The documentary does not seek to sensationalise the case any more than the newspapers covering the attack in its aftermath did, but to use it as a focal light to draw attention to the fact that the rapist's words, and those of his defence lawyers, are troubling, because their views on women, reflect the views we've heard expressed so often. While proponents of the 'but rape culture is everywhere' camp are eager to suggest that this is a global issue, and it most definitely is, I'm concerned that our defensive patriotism may make it impossible to discern that the Indian rape culture as a subset of the former, takes on a particularly distinctive hue; manifesting itself in the misogynistic, 'women shouldn't be allowed outside their houses'; or that 'they shouldn't be out late at night'; or have the freedom to be in bars, or discotheques, simply because they were born women.By collapsing statements like this into 'universal' rape culture, instead of acknowledging that their particular origins lie in the way women in India are regarded, would be to ignore the deep-rooted, and patriarchal origins of these attitudes.
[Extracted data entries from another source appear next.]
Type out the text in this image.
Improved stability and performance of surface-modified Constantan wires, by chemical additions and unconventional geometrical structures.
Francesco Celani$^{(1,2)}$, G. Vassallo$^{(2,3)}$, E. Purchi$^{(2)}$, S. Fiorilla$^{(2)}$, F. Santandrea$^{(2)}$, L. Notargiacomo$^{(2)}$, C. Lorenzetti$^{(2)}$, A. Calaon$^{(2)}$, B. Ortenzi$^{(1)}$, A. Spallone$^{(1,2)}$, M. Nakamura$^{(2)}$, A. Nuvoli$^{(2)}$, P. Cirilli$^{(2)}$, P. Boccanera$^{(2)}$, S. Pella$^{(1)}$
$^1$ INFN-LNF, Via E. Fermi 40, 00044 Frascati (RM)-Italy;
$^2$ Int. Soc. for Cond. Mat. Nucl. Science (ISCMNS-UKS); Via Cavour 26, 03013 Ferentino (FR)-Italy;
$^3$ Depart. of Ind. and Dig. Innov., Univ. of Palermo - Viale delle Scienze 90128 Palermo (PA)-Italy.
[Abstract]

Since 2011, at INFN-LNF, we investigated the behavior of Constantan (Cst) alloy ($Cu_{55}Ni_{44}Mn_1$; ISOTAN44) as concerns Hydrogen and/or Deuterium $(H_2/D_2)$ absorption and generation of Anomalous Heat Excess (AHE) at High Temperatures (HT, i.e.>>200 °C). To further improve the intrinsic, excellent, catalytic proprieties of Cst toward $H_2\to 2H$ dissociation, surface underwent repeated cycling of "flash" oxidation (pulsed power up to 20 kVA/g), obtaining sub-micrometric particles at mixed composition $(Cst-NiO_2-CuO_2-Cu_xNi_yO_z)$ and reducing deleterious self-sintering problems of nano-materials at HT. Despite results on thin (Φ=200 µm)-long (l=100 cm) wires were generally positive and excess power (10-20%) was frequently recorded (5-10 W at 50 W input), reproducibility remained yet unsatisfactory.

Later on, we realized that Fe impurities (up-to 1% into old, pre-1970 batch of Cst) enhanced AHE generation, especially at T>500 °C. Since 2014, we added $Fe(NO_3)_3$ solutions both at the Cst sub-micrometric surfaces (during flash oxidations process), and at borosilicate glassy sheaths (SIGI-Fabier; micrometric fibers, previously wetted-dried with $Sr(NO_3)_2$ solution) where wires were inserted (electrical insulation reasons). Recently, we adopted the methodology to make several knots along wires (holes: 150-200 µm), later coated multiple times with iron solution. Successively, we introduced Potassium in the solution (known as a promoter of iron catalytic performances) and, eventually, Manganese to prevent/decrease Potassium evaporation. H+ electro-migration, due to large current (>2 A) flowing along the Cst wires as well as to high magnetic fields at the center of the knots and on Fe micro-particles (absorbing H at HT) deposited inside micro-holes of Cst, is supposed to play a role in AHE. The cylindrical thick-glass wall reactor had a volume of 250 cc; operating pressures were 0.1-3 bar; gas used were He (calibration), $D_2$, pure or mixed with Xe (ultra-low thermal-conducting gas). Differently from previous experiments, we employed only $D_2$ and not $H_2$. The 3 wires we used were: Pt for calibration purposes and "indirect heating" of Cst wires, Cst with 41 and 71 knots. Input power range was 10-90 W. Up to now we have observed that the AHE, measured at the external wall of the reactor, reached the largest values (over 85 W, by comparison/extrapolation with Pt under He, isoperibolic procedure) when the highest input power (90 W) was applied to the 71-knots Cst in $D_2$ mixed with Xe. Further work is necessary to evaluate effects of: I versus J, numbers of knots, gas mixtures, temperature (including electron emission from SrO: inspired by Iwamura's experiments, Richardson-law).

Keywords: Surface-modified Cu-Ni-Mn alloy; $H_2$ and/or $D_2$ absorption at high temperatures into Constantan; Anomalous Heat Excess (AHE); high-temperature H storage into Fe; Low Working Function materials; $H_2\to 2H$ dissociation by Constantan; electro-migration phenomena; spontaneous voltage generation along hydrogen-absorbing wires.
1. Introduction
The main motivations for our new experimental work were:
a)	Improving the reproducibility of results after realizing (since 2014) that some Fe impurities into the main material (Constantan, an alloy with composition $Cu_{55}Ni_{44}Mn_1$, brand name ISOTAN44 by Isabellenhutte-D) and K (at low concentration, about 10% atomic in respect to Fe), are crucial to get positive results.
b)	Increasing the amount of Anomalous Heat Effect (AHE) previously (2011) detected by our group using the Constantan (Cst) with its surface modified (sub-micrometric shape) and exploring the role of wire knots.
Omit the fact that it is a rapist who is telling you why the victim is to blame in this documentary. Forget that the man responsible for saying 'women have no place in our country/culture', is one of his defence attorneys. Disregard these details, and all that's left is a worrying sense of deja vu. These may be the words of a rapist, but they sound far too familiar. And that is where the problem lies.The incident in Hyderabad two springs ago, where a group of young women were videotaped by a local news station, standing outside a bar, to suggest that young Indian women should not have the liberty to drink, or dress the way they do, and the backlash that followed -which included some outfits claiming that there should be a specific curfew for women, or specific licencing laws regarding serving them alcohol - is yet another example of this.To collapse all of this into a 'universal rape culture' would be to ignore its distinct cultural baggage. As Member of Parliament Javed Akhtar rightly pointed out, in our eagerness to ban the documentary, we have failed to step back, and consider that we should be far more offended by the fact that so many people in our country believe, as the rapist does, that women's rights and liberties in respect of their attire, and freedom of movement, should be circumscribed on the basis of their gender. Some critics have suggested that the documentary, in focussing on the words uttered by the rapist interviewed and his lawyers, narrows our appreciation of the sheer breadth of rape culture, reducing it to the 'brutes' who rape women, and those who defend them. I have to disagree with this. Their misogynistic words are an echo of what we're already accustomed to hearing in India. Suggesting that gender inequality exists to an acute extent in India, is not the same as saying it is the only place where gender inequality exists. Roland Barthes famously propounded the 'Death of the Author' theory, suggesting that works should be viewed in isolation from their author and his or her background, to truly appreciate the work on its own, so as to restrict our criticism to content, and not extraneous detail. India's Daughter is being criticised for being a 'foreign' viewpoint on an Indian issue and, therefore, somehow less authentic and more Orientalist. Getting tied up in a post-colonial critique of the documentary, based on the film-maker's nationality, however, can serve no real purpose beyond being purely academic criticism.